Talfahrt in China

Die Aktienkurse sinken um bis zu 40 Prozent. Börsenskandale verunsichern die Anleger zusätzlich

PEKING taz ■ Nach jahrelangen Höhenflügen sacken Chinas Aktienkurse derzeit steil ab. Die so genannten A-Aktien, die nur von einheimischen Investoren in der chinesischen Währung, Renminbi, gehandelt werden können, verloren in den letzten Wochen durchschnittlich rund 15 Prozent. Noch tiefer stürzten die B-Aktien, die von In- und Ausländern in Devisen gekauft werden dürfen. Sie büßten sogar fast 40 Prozent ein. Damit verschwanden nach Angaben des Asian Wall Street Journal rund 180 Milliarden Mark von den Wertpapiermärkten. „Es scheint, als sei der zwei Jahre andauernde Aufstieg vorbei, nun ist wohl der Bär gekommen“, sagt Dai Ming vom chinesischen Wertpapierhaus Citic Securities.

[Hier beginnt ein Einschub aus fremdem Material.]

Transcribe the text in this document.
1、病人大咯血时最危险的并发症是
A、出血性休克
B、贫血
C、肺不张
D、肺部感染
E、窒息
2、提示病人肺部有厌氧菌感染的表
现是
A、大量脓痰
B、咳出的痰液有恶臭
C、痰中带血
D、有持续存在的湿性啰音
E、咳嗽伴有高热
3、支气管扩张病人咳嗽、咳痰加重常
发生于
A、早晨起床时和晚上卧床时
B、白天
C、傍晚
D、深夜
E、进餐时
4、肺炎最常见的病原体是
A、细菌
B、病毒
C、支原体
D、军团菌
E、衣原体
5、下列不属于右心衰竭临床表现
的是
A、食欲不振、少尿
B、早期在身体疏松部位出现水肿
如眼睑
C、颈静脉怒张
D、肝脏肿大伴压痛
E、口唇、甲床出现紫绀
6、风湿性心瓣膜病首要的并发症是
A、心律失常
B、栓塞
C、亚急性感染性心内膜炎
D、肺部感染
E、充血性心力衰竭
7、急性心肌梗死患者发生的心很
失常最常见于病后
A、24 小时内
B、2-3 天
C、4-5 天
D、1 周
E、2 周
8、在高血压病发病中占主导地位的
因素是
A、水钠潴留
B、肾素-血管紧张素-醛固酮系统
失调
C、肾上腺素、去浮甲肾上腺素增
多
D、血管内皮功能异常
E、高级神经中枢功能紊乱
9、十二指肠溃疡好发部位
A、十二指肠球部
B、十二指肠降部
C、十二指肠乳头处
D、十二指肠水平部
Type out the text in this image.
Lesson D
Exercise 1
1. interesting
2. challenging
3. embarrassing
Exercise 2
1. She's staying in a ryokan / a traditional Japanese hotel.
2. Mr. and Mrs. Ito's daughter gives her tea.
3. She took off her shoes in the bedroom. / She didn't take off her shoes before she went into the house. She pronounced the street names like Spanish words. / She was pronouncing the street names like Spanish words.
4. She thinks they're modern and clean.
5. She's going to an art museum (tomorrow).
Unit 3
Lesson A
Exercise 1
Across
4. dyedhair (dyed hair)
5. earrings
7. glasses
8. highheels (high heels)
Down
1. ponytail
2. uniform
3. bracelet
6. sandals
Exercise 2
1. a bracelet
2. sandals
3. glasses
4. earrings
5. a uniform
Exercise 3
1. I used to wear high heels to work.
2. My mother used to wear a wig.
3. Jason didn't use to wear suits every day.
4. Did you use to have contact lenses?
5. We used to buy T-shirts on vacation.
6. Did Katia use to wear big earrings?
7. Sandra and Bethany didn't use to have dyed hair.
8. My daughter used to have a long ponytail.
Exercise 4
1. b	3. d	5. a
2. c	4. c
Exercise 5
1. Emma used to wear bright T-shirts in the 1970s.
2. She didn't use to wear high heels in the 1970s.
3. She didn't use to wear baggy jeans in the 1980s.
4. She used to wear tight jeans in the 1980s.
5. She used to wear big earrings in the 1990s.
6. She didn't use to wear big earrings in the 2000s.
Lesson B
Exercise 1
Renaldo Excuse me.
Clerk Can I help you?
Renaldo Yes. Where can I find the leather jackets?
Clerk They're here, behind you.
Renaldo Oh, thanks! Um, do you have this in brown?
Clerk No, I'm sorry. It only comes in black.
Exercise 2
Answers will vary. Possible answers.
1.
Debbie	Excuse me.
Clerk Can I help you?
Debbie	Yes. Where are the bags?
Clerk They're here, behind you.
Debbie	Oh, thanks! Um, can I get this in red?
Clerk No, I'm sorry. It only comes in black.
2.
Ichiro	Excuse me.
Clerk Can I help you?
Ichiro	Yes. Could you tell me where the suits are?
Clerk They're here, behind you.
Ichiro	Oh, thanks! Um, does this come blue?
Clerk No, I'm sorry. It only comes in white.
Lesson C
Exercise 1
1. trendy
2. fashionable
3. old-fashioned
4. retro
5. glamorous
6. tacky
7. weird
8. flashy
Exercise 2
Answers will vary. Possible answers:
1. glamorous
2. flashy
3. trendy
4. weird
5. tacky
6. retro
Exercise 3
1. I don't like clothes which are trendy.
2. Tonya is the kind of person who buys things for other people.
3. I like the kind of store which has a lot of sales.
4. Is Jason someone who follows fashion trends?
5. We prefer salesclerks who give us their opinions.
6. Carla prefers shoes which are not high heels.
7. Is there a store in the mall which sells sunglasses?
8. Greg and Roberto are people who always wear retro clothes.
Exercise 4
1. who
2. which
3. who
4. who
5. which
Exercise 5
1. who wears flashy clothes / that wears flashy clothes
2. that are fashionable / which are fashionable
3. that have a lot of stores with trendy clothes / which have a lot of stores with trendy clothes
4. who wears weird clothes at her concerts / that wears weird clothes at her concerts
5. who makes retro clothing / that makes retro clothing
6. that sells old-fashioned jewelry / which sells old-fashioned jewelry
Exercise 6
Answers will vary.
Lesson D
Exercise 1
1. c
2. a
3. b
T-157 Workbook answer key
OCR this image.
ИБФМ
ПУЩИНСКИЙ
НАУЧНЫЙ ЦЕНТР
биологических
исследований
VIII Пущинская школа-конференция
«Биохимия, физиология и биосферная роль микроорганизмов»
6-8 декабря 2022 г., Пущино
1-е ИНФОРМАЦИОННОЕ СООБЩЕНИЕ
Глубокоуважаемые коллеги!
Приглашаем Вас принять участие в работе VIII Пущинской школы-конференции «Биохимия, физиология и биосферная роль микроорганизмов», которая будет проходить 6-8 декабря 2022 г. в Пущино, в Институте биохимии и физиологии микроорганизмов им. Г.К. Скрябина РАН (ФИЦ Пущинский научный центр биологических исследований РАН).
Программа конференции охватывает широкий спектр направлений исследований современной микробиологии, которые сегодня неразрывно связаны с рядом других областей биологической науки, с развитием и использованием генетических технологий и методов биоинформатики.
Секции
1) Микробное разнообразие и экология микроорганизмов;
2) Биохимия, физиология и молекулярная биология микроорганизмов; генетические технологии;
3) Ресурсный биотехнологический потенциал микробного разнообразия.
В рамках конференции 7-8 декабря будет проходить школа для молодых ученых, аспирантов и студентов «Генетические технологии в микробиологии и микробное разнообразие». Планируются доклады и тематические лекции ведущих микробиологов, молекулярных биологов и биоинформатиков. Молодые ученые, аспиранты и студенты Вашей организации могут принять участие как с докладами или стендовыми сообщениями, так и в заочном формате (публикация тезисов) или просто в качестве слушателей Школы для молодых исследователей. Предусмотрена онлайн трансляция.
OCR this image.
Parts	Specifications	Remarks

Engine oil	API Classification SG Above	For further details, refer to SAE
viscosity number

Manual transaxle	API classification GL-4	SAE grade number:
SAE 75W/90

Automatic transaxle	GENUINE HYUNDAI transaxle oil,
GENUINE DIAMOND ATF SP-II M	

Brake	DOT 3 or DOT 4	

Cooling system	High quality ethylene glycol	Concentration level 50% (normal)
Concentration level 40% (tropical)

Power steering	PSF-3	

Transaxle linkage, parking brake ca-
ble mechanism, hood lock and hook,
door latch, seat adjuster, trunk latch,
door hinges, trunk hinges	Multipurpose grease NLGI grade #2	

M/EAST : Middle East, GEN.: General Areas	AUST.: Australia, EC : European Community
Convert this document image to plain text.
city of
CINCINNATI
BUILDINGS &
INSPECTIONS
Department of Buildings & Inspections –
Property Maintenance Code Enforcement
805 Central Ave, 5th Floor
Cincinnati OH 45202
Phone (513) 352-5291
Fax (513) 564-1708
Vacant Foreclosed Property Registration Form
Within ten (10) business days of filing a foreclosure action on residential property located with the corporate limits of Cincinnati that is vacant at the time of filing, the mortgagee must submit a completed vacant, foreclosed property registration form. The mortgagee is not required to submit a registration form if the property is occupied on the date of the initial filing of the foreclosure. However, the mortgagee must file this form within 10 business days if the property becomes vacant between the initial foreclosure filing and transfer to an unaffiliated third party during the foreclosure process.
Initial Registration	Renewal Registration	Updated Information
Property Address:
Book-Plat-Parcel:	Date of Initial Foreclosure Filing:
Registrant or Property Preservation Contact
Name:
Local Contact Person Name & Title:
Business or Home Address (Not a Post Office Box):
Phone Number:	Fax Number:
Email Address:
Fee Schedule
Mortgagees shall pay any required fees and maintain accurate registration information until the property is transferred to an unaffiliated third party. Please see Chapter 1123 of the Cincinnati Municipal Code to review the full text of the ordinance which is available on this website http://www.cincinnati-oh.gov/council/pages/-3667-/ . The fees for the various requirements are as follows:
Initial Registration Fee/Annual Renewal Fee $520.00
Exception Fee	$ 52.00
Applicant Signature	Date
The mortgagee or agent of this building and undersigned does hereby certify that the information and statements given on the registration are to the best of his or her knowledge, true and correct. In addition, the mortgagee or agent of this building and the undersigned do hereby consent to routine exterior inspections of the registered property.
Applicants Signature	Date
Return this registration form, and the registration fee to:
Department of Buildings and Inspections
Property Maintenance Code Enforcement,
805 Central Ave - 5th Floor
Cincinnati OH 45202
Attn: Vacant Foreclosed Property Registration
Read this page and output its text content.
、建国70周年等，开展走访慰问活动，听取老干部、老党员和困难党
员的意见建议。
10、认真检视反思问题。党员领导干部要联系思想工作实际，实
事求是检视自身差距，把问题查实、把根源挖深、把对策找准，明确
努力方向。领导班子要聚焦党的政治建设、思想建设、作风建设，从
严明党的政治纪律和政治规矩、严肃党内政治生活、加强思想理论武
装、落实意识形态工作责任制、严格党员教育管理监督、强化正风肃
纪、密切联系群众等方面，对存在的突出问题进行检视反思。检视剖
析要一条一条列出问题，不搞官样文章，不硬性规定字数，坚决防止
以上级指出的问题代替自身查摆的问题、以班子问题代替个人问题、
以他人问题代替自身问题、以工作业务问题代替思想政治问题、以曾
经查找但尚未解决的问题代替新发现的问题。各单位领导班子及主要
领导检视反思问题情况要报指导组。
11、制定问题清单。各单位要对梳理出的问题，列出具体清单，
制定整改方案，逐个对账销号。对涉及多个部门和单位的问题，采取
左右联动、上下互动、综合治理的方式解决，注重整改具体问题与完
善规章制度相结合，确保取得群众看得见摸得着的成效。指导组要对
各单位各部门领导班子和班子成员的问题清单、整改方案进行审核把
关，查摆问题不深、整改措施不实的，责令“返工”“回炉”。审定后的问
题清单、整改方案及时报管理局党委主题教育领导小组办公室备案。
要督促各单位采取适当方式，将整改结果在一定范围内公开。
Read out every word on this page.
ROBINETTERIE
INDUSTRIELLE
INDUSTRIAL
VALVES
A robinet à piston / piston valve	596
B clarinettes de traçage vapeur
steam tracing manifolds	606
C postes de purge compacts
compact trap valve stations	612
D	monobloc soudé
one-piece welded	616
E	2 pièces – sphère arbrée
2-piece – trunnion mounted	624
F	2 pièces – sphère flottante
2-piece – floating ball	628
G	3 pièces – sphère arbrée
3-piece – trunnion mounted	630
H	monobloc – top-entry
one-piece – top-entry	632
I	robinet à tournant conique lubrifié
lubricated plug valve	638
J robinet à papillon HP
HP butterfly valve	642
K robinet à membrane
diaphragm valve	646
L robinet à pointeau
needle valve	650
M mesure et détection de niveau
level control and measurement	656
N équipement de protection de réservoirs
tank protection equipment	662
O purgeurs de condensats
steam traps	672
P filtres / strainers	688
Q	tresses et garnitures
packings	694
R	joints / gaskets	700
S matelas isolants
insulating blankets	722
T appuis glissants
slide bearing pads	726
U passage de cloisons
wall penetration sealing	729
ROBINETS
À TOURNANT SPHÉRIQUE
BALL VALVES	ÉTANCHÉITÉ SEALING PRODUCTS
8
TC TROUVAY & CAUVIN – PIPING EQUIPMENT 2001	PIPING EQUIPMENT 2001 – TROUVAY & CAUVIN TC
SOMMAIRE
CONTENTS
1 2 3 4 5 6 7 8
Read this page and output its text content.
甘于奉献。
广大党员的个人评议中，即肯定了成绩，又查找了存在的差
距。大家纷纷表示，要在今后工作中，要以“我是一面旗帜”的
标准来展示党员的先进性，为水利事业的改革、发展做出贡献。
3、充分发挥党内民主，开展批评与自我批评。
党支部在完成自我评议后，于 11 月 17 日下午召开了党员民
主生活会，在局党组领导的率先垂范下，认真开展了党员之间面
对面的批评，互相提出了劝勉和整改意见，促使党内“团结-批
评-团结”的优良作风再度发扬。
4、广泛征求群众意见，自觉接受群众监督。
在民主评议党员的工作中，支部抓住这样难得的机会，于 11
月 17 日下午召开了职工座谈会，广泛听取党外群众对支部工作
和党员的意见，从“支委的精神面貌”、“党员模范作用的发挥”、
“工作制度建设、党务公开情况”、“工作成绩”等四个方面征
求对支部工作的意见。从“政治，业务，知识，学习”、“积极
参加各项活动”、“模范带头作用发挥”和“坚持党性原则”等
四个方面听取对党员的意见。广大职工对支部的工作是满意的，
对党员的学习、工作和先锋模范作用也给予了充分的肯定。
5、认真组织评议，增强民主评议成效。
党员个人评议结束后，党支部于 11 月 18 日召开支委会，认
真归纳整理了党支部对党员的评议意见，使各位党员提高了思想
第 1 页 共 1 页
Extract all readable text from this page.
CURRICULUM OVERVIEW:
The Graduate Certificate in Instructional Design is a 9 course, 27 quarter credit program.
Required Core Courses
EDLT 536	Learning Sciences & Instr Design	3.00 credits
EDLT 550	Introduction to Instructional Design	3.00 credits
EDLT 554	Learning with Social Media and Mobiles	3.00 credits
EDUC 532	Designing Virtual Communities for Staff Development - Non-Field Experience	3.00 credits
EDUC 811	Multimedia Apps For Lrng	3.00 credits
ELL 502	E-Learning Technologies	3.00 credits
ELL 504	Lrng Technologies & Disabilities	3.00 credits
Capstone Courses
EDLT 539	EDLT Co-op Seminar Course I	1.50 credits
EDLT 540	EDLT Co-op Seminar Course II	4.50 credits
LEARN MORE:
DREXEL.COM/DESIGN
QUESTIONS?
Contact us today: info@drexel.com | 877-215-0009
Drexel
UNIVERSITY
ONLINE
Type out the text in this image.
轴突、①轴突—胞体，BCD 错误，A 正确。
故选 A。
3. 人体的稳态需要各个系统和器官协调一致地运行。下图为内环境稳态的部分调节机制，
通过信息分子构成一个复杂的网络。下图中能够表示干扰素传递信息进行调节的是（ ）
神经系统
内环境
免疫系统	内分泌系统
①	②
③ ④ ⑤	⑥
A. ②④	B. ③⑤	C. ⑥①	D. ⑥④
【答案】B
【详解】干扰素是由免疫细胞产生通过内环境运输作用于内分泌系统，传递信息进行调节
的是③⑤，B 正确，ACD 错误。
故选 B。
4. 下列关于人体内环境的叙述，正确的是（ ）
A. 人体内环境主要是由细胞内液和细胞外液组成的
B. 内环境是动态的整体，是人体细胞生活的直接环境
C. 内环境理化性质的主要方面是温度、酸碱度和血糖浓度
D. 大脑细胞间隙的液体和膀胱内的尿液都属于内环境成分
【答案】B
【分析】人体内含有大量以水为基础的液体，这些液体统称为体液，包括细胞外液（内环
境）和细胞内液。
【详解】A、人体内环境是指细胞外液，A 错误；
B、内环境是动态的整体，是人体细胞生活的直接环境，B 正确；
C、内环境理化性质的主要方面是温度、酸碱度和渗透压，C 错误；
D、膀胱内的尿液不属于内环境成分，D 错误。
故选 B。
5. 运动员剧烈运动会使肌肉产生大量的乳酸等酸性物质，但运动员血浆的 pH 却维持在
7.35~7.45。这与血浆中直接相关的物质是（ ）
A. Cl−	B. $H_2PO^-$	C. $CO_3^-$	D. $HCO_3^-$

In diese Situation fällt Chinas jüngster Börsenskandal, der Rufe nach strengerer Aufsicht lauter werden lässt. Als schwarzes Schaf entpuppte sich das bis dahin hoch gehandelte Unternehmen Guangxia Industry, das seine Investoren und Aktionäre, wie sich jetzt herausstellte, mit grob manipulierten Gewinndaten betrogen und damit einen Zuwachs der Aktienkurse um 440 Prozent erzielt hat.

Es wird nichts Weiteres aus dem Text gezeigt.